Jennifer | The Deliberate Mom says
I’ve often wondered about Board Booster. I use Tailwind but it doesn’t have a looping feature like you’ve described.
I love Pinterest. I’ve seen huge growth since I started paying attention to curating pretty pins and regularly pinning content.
Great results for you Julie! High fives!
Thanks for sharing!
xoxo
Nikki Crump says
Board Booster is the best! I tried Tailwind but I got so confused! This is great advice for bloggers! Thank you!
Julie says
Tailwind was confusing to me too. I feel like I’m missing something, but so far I haven’t been able to get someone to tell me what it is that I’m missing haha.
Christin says
Great read! Thank you for this.
Carrie says
This is excellent food for thought!

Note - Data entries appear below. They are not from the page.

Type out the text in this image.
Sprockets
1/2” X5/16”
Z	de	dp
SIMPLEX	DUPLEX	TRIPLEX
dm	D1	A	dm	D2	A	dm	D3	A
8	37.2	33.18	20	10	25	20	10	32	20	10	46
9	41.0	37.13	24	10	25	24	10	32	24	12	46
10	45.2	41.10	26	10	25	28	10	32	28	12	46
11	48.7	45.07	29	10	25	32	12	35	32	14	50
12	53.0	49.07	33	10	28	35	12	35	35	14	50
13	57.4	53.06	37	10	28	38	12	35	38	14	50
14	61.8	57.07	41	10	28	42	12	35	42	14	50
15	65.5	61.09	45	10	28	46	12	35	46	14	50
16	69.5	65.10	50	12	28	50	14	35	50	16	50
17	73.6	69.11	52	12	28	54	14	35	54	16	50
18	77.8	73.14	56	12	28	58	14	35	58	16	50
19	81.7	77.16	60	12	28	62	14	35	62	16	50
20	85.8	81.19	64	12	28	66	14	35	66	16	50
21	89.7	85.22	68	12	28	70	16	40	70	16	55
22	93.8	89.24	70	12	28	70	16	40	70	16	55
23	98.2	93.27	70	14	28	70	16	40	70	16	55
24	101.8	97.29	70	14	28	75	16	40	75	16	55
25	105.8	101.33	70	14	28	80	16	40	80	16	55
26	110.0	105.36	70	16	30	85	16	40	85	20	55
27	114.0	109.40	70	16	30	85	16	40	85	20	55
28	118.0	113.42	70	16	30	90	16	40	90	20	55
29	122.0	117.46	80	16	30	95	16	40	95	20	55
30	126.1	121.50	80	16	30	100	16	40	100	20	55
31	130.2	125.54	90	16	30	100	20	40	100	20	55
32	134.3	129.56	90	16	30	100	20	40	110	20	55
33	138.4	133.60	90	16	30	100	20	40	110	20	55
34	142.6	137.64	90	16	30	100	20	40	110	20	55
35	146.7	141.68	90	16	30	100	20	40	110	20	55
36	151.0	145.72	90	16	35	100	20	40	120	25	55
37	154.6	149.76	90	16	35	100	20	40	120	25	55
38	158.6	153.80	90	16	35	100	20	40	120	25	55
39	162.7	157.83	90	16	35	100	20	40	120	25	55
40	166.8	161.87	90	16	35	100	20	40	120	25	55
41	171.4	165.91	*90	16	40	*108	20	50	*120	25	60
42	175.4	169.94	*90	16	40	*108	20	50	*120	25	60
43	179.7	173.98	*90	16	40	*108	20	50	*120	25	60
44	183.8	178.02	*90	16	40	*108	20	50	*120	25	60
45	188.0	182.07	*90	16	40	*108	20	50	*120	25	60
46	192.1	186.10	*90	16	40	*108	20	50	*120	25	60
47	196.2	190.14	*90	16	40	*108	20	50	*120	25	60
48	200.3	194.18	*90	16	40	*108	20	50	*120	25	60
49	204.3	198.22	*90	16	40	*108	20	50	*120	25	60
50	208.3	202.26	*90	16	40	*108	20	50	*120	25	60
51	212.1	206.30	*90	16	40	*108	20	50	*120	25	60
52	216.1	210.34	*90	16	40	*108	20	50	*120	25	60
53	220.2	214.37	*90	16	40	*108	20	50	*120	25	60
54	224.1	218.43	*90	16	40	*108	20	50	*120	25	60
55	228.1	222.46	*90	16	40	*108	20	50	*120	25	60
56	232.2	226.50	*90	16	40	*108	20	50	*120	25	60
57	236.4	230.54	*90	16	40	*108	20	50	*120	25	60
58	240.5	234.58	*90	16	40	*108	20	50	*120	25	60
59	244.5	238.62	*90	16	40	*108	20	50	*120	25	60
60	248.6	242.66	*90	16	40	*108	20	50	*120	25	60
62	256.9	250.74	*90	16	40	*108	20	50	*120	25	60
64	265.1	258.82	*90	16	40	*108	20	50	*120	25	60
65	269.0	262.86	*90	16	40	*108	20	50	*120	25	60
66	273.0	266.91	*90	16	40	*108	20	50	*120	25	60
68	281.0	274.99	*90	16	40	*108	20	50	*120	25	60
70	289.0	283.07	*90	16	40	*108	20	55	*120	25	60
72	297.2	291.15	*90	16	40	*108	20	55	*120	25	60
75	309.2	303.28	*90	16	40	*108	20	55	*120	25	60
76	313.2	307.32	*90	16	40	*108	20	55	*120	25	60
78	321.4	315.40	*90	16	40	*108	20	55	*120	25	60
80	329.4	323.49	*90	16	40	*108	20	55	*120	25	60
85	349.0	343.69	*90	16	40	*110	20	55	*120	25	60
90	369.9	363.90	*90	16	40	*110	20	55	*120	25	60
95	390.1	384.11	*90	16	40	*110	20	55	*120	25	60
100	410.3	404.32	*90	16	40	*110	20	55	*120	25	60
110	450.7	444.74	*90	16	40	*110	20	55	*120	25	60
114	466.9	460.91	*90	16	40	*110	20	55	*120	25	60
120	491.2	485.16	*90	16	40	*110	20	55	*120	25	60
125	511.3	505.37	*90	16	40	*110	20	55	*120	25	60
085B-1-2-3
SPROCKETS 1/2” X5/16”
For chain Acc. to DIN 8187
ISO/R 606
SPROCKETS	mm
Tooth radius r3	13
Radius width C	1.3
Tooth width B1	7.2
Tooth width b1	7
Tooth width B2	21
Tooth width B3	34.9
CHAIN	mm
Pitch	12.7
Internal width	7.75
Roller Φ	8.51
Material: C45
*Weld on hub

I definitely have been focusing on other areas of social media and often forget to include Pinterest! Thank you for sharing!
Julie says
Are you getting more traffic from other areas of social media? If so, then your focus is right 🙂 I’d love to hear more about your strategy. I’m starting to work on my Twitter and IG strategies. FB continues to baffle me.
Carrie says
I’m still getting my feet wet in all social media areas. 🙂 I have started to see more followers on IG but it hasn’t lead to an increase in traffic yet. Previously, my main focus for my first few months was developing strong posts with good content, but you have inspired me to think more strategically.
Jennifer says
This is something I need to do improve my pinterest traffic and I will have to read it again. Need to understand the rich input.
Georgiana says
LOVE this post! I need to re-read again and again, lol. I WANT to love Pinterest.